7.49      There was some support for retention of this exemption from other organisations. For example, Mr James Wallace of the Australian Christian Lobby argued that the combat effectiveness of units such as special forces relies upon the exclusion of women:

[T]he combat effectiveness of those groups relies on morale, and morale—I am sorry to say, for all the feminists—relies on the mateship bond between these fellows. They will die for each other, and they all know it. As the Israelis found out in 1973, if you inject into that scenario one female or, I have to say, even two homosexuals and you suddenly have a love relationship, that breaks down the morale or the compact, if you like, between the members of that group and it definitely affects the combat capability of that group.[59]

7.50      However, several submissions supported removal of the exemption in section 43.[60] Mr Jyonah Jericho argued that the existing ban against women accessing combat roles and other roles in the ADF is unjust, unethical and unnecessary.[61] He submitted that:

It is a myth that all women are not suitable for combat, just as it is a myth that all men are suitable for combat. Arguments about men and women’s suitability for frontline military service are grounded in stereotypical assumptions about the psychological and physiological makeup of women and men. It is naïve and ignorant to believe all women possess petite bodies and pacifist mindsets. It is equally absurd to believe all men are athletic warriors...[62]

7.51      Mr Jericho also noted that the argument that integrating women into frontline combat roles would undermine the morale and the efficiency of combat units is similar to the arguments which were used to exclude minority groups from the ADF including homosexuals and Indigenous Australians. He submitted that: “There is no evidence that integrating minorities into the ADF has ever undermined the institutions’ morale or productivity.”[63]

Exemptions for voluntary bodies and sport

7.52      The exemptions for voluntary bodies (section 39) and for sport (section 42) were the subject of specific criticism. ALRC recommended removal of both these exemptions in the Equality Before the Law report endorsing a previous recommendation of the Sex Discrimination Commissioner.[64]

7.53      Section 39 provides for an exemption for ‘voluntary bodies’ from the prohibitions on discrimination in Division 1 and 2 of Part II, in connection with:

7.54      This exemption does not apply to ‘clubs’ which are defined in section 4 as an association of not less than 30 persons, associated for social, literary, cultural, political, sporting, athletic or other purposes, that:

7.55      However, subsection 25(3) creates a specific exception to allow single sex ‘clubs’ to discriminate on the basis of sex in relation to applications for membership.

7.56      Several submissions recommended the repeal of section 39. For example, the Anti-Discrimination Commission Queensland argued that voluntary organisations should not be prioritised over the human rights goals of anti-discrimination law and strongly supported removal of the exemption in section 39.[67]
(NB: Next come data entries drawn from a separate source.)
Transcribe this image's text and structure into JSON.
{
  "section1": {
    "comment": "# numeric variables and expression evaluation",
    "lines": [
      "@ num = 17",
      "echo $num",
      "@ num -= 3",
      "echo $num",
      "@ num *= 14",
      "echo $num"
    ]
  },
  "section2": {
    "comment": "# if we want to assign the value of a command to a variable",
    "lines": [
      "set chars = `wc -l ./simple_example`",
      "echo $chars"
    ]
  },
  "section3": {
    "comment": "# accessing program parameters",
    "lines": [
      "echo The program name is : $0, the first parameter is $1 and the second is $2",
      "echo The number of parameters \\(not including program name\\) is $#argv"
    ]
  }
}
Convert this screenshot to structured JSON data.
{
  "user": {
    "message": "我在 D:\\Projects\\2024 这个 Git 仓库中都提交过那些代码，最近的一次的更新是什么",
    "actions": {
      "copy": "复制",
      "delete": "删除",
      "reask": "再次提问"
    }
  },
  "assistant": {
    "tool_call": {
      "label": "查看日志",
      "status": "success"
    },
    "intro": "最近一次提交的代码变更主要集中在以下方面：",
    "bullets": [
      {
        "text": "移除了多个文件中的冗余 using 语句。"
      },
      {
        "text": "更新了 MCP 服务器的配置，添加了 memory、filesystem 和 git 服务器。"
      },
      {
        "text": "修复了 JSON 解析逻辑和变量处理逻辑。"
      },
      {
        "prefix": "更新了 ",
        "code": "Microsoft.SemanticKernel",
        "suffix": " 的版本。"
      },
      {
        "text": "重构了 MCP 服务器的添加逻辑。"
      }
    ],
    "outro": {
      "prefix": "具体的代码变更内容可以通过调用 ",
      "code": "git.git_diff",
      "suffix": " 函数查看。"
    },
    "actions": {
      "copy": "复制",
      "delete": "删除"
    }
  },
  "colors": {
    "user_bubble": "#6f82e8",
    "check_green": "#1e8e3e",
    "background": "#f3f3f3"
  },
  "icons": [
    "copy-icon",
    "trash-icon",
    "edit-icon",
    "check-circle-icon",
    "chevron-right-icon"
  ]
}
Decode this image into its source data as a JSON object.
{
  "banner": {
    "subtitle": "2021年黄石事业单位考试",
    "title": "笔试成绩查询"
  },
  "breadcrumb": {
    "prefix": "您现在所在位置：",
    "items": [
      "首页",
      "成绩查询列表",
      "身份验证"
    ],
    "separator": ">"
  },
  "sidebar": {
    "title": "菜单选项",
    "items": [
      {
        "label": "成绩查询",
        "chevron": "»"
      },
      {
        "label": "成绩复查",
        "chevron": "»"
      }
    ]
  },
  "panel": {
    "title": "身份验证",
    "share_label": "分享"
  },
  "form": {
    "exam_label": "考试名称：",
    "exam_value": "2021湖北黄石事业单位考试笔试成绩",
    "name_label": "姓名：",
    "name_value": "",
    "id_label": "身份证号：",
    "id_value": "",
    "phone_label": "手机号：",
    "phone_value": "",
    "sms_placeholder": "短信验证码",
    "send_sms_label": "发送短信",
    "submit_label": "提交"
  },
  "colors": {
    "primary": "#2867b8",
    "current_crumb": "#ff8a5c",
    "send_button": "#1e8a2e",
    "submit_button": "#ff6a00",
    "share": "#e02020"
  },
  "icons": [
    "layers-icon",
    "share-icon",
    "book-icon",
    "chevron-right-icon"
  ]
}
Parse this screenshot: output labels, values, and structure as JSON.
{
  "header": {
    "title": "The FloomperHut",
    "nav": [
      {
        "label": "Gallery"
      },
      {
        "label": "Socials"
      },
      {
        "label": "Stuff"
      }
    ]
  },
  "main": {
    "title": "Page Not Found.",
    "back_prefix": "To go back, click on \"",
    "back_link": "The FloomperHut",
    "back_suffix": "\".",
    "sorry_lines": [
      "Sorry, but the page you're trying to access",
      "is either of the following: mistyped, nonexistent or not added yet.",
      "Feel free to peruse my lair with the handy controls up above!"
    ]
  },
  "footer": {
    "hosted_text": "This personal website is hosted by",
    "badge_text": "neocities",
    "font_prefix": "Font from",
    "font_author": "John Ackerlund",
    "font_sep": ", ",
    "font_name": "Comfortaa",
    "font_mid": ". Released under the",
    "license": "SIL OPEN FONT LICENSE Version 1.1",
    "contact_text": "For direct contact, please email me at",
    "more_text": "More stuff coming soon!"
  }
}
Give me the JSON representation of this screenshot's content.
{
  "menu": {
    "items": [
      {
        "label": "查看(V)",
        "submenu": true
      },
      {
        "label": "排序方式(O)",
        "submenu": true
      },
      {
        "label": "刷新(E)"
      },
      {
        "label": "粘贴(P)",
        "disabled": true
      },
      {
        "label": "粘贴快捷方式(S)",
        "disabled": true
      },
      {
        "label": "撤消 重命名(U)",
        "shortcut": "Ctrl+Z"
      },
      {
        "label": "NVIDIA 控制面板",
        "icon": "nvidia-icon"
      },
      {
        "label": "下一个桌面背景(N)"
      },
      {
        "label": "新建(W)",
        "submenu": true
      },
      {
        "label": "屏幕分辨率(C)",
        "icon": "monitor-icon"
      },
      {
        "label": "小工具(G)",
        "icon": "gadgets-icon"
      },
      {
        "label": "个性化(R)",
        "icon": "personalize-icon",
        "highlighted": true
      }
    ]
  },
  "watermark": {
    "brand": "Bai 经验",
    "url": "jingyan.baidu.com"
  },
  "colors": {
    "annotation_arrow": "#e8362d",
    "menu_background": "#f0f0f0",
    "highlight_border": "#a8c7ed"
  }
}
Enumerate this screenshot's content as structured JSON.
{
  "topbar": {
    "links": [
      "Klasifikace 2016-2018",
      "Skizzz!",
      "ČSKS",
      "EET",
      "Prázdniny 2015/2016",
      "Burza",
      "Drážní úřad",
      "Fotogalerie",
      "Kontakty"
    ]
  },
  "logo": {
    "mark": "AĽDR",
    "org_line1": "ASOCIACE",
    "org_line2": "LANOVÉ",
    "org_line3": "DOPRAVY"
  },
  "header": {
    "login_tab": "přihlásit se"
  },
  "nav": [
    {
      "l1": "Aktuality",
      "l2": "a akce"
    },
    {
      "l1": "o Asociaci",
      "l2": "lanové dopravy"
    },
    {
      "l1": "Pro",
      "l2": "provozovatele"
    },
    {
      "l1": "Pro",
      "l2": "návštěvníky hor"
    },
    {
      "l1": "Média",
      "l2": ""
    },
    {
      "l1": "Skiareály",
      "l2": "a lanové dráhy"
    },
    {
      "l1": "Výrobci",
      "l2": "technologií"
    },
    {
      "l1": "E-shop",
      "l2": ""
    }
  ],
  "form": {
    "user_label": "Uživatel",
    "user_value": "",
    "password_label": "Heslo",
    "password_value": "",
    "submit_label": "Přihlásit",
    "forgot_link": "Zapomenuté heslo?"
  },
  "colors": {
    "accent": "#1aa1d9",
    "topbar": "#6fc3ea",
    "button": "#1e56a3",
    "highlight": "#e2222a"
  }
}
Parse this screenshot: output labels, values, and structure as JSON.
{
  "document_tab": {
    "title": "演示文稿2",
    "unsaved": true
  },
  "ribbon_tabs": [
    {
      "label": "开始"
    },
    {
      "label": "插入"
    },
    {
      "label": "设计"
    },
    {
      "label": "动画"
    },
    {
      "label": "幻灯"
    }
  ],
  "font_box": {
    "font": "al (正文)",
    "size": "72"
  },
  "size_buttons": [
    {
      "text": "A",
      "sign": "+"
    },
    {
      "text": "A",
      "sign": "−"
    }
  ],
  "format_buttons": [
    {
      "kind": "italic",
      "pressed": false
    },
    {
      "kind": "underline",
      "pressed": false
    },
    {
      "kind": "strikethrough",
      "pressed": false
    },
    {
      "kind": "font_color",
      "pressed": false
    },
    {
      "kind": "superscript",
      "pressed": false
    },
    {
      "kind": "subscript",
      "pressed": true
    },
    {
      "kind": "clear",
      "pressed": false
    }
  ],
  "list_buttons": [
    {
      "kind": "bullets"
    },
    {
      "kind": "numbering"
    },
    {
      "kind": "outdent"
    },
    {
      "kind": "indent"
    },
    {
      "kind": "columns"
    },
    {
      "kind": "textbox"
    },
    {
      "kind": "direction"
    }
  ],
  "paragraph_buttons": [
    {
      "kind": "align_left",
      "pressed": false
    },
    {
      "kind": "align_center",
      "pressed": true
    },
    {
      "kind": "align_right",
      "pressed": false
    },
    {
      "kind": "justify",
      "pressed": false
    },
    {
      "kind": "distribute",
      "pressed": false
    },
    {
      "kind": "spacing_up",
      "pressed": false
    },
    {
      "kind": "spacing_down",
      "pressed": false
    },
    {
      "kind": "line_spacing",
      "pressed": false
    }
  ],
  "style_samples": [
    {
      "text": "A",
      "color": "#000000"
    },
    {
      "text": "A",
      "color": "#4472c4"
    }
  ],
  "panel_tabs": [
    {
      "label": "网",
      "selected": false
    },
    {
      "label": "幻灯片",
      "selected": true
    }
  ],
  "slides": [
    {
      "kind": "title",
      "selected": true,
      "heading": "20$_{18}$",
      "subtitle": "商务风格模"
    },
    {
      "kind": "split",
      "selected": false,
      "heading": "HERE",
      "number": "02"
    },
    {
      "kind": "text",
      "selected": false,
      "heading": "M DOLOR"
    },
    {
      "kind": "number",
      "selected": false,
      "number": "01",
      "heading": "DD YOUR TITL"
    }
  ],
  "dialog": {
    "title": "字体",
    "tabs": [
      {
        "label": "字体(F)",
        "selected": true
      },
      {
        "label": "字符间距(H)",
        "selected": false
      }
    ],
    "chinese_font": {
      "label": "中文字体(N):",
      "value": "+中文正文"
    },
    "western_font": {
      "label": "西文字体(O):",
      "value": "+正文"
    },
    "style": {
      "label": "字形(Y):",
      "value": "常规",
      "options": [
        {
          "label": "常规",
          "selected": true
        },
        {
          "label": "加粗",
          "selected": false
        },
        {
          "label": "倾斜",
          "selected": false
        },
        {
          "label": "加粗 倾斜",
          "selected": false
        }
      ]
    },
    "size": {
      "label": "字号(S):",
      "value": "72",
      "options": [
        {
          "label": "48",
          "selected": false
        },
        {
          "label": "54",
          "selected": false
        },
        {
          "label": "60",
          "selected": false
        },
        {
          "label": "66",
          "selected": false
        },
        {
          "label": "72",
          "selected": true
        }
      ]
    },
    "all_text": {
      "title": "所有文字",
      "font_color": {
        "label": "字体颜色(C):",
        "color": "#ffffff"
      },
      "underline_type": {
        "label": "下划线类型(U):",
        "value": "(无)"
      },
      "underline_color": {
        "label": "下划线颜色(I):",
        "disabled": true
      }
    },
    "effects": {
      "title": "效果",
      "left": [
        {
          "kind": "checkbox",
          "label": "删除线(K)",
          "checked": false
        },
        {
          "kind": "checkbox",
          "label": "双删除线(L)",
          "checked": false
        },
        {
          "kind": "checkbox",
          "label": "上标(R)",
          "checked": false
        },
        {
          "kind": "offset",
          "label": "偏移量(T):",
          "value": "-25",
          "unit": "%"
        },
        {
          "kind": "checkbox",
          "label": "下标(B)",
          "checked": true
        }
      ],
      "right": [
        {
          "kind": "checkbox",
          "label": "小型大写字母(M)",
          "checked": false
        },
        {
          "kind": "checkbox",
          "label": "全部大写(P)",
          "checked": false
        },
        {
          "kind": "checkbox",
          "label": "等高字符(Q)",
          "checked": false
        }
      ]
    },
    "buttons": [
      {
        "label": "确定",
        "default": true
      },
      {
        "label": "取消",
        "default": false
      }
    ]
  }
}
7.57      Miss Nikibin of UNIFEM Australia expressed particular concern about how broadly the exemption in section 39 is cast:

Section 38 specifically outlines that a religious institution can discriminate based on marital status, sex or pregnancy if it is in accordance with its religious creed or beliefs, whereas section 39 does not limit this discrimination provided it is in accordance with the constitution of the volunteer body or the membership requirements. It simply states that it is not unlawful for a volunteer body to discriminate against a person on the ground of a person’s sex, marital status, or pregnancy in the admission of persons as a member or in the provision of benefits.

That leaves it quite broad, in that it enables a voluntary body to choose to discriminate on the basis of a person’s marital status, even if it is taking both married and unmarried people within its organisation, but it chooses to discriminate against one person on that basis.[68]

7.58      Section 42 of the Act currently provides competitive sporting activities with an exemption, with respect to discrimination on the basis of sex, whenever the strength, stamina or physique of competitors is relevant. The Human Rights Law Centre argued that:

This exemption results in the exclusion of women from sports competitions even if they have the skill and merit to compete with men. This exemption is incompatible with Australia’s obligations under CEDAW to provide women with the same opportunities to participate actively in sports and physical education...[69]

7.59      The exemption under section 42 does not apply to sporting activities involving children under 12 years of age. NACLC noted that section 42 is relied upon by some sporting bodies to prevent females from participating with males once they are over a particular age. NACLC gave the example of Australian rules football competitions prohibiting females from participating in male competition once they are over the age of 14.[70] NACLC submitted that factors such as merit, capability and strength can be used to determine participation in sport and that there is thus no justification for retaining the permanent exemption based on gender in section 42.[71] Ms Shirley Southgate of NACLC expanded on this argument in her evidence to the committee:

[P]eople should play on merit and capacity. That should not necessarily be determined by an arbitrary age cut-off. For example, already in New South Wales older boys are allowed to play in under-age rugby teams because of their size and weight. That is where their ability sits them, and vice versa. Some youngsters at nine who are bigger than me probably ought to be playing in the under twelves. ...How do we put people in the appropriate place to play? What are the appropriate questions to ask? Sex is not the only question that would be appropriate in that sort of circumstance. What are their physical attributes and what is their capacity?[72]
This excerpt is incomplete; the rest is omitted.